ROMA – E’ ancora agli arresti Mahmoud Khalil, il neolaureato della Columbia University di origini palestinesi arrestato il 9 marzo per la sua partecipazione alle iniziative pro-Palestina. Del suo caso si sta occupando anche Amnesty International, secondo cui Khalil “attualmente si trova in un centro di detenzione e le autorità gli hanno comunicato di aver ‘revocato’ il suo status di residente permanente e di aver avviato una procedura di espulsione”.
L’uomo “risiede regolarmente negli Stati Uniti, si è recentemente laureato alla Columbia University ed è sposato con una cittadina statunitense, dalla quale aspetta un figlio”.

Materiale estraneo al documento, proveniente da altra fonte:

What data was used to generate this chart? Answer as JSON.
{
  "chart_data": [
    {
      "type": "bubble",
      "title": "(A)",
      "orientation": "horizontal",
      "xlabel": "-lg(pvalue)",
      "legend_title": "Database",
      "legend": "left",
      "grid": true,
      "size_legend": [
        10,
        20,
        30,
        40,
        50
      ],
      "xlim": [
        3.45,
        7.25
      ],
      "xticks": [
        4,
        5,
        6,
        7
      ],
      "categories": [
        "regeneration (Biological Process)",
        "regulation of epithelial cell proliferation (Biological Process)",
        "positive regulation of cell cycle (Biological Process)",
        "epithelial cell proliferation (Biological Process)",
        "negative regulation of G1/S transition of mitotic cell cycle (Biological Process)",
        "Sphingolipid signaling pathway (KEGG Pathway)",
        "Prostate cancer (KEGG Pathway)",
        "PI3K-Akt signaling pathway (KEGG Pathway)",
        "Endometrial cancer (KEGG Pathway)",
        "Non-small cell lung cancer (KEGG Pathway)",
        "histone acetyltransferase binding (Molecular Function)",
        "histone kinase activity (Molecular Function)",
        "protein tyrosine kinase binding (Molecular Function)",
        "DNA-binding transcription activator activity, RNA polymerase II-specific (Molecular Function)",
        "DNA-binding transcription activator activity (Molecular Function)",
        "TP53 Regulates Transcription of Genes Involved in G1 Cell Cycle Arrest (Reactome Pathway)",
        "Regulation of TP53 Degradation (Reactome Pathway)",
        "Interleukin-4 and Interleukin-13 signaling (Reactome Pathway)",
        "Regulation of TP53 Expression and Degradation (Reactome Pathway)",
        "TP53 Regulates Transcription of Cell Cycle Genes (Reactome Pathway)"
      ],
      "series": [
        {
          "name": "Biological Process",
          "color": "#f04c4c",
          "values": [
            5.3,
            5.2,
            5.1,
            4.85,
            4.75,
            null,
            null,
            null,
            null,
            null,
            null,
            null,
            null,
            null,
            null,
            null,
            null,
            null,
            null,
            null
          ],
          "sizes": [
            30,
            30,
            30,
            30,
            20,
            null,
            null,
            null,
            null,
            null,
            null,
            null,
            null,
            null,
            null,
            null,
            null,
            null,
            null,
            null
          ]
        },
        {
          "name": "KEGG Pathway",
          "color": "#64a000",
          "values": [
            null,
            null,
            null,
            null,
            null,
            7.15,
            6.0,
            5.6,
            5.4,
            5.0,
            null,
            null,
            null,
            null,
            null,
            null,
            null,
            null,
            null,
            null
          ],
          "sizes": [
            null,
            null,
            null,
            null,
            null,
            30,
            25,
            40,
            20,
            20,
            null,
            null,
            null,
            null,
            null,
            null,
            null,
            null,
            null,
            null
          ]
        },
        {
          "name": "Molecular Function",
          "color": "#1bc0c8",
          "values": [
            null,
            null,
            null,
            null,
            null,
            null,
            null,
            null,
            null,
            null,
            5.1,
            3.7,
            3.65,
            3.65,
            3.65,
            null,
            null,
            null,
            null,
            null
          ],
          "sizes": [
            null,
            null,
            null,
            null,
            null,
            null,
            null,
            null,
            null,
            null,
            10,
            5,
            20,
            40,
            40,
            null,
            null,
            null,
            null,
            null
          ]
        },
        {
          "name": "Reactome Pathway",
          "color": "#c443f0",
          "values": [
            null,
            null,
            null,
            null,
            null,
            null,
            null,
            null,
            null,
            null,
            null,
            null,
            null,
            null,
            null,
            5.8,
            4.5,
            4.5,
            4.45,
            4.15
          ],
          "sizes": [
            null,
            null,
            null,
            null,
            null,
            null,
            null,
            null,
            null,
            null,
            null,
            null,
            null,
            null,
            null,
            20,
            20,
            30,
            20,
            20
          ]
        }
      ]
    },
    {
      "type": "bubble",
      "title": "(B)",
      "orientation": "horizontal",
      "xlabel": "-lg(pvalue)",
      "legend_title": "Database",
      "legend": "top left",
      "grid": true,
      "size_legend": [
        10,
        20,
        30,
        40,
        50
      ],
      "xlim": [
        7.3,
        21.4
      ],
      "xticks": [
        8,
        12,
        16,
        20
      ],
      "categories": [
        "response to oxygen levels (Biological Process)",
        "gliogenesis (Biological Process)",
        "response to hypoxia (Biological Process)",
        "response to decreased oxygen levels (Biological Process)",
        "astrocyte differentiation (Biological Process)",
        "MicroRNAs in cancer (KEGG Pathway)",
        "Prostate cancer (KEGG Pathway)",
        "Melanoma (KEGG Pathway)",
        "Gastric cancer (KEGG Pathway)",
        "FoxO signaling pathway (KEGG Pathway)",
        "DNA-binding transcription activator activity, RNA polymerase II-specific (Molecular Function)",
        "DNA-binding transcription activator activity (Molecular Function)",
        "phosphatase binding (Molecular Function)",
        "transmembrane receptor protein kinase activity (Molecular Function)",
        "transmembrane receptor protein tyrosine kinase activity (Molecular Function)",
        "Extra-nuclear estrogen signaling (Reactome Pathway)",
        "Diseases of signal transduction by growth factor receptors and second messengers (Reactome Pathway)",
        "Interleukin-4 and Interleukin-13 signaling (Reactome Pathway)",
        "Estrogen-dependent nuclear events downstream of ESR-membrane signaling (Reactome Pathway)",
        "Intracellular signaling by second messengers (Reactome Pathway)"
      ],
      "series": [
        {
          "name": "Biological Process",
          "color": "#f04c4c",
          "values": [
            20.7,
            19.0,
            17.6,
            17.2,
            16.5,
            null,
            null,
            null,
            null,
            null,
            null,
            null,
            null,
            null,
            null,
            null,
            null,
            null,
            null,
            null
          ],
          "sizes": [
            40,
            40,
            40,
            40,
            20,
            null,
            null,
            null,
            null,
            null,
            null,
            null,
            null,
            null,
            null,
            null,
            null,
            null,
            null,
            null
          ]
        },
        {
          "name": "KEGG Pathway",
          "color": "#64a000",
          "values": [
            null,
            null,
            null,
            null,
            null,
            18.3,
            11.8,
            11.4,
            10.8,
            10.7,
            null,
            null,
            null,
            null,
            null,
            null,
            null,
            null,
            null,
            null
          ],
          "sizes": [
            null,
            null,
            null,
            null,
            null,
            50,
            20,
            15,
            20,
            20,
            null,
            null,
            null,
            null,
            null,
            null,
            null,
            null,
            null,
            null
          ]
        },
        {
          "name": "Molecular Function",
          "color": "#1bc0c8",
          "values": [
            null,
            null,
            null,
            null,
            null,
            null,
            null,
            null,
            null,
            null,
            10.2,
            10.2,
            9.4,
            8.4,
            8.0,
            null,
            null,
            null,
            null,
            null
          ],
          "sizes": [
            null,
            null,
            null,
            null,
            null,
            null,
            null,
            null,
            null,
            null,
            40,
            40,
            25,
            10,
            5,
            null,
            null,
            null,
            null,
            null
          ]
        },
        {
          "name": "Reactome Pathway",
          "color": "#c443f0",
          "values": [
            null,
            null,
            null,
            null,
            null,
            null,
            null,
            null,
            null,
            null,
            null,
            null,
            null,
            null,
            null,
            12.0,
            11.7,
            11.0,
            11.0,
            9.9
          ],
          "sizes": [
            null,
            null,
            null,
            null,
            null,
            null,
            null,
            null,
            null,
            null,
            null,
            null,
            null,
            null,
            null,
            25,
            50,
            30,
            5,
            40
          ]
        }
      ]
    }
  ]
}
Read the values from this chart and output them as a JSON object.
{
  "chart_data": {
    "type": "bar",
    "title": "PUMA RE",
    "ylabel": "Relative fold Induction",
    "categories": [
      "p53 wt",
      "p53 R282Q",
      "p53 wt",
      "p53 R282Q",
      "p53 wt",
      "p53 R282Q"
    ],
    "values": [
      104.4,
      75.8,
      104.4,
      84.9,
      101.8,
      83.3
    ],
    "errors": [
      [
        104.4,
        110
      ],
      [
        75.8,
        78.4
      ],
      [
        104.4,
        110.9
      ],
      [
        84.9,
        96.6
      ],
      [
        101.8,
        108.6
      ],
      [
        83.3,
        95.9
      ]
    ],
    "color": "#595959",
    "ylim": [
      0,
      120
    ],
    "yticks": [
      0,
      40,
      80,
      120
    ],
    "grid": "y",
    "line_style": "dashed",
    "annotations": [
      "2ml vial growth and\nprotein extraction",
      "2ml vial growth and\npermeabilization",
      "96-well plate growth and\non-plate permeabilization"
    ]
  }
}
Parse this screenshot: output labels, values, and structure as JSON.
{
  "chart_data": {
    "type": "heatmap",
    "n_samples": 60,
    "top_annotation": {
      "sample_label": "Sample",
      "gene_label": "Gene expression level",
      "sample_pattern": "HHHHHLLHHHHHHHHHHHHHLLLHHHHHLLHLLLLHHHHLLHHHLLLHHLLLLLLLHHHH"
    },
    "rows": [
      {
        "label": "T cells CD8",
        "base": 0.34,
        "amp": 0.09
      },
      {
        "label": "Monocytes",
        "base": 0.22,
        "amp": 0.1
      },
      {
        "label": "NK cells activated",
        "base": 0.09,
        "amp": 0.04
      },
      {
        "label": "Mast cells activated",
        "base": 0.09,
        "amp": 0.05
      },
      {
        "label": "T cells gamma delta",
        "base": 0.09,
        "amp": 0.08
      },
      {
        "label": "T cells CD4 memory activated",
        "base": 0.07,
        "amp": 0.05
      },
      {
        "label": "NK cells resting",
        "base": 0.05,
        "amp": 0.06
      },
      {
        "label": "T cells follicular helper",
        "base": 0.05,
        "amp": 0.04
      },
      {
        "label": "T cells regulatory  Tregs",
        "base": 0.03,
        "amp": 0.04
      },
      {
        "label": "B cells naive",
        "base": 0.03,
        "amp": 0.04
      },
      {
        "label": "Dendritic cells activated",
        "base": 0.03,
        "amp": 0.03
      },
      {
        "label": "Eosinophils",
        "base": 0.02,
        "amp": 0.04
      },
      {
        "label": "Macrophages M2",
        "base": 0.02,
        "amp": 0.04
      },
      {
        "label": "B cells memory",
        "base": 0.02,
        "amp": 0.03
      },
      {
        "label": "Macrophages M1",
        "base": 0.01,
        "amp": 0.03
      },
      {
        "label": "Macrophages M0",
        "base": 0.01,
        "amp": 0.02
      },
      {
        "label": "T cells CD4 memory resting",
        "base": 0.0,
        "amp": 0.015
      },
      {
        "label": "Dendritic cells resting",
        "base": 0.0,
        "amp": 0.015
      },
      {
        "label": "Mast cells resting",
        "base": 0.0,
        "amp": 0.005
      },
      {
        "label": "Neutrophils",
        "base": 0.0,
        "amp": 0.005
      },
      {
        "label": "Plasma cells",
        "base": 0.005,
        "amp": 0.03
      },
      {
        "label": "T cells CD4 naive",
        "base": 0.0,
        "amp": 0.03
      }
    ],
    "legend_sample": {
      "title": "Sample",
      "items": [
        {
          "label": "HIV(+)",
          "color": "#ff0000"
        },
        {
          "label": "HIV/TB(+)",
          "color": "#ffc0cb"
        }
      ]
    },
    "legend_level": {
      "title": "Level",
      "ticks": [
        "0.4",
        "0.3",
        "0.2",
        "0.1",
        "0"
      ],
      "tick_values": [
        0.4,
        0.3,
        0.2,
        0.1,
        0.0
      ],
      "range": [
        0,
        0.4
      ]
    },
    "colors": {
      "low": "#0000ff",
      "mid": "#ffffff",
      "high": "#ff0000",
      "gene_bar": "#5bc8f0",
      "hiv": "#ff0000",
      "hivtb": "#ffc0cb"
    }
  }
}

Secondo l’organizzazione, Khalil “è stato preso di mira per il suo ruolo nelle proteste studentesche pro-Palestina, ma ha solo esercitato i suoi diritti alla libertà di espressione e di riunione pacifica. Non è stato accusato di alcun reato”.
Per la sua liberazione è sceso in campo anche il Consiglio per le relazioni americane e islamiche (Council on American-Islamic Relations, Cair), organismo fondato nel 1994 per difendere i diritti civili dei musulmani negli Stati Uniti. In una nota, il Cair riferisce di aver “denunciato la Columbia University” spiegando: “Per mesi, un comitato del Congresso ha fatto pressione sulle università affinché consegnassero i registri privati degli studenti, registri che possono essere usati come armi contro gli studenti che osano parlare a favore della Palestina. La Columbia ha obbedito.
Ora, Mahmoud Khalil, un residente legale degli Stati Uniti e uno degli studenti della Columbia, è stato arrestato dall’Ice, senza accuse, senza spiegazioni. E non è l’unico a rischio”. Il Cair denuncia un clima di “caccia alle streghe” e riferisce che vari studenti stanno denunciando i loro atenei per aver consegnato dati personali, “in violazione della privacy. In tutto il Paese- continua il Consiglio- stiamo assistendo a una repressione senza precedenti della libertà di parola, della libertà accademica e dei diritti civili fondamentali”.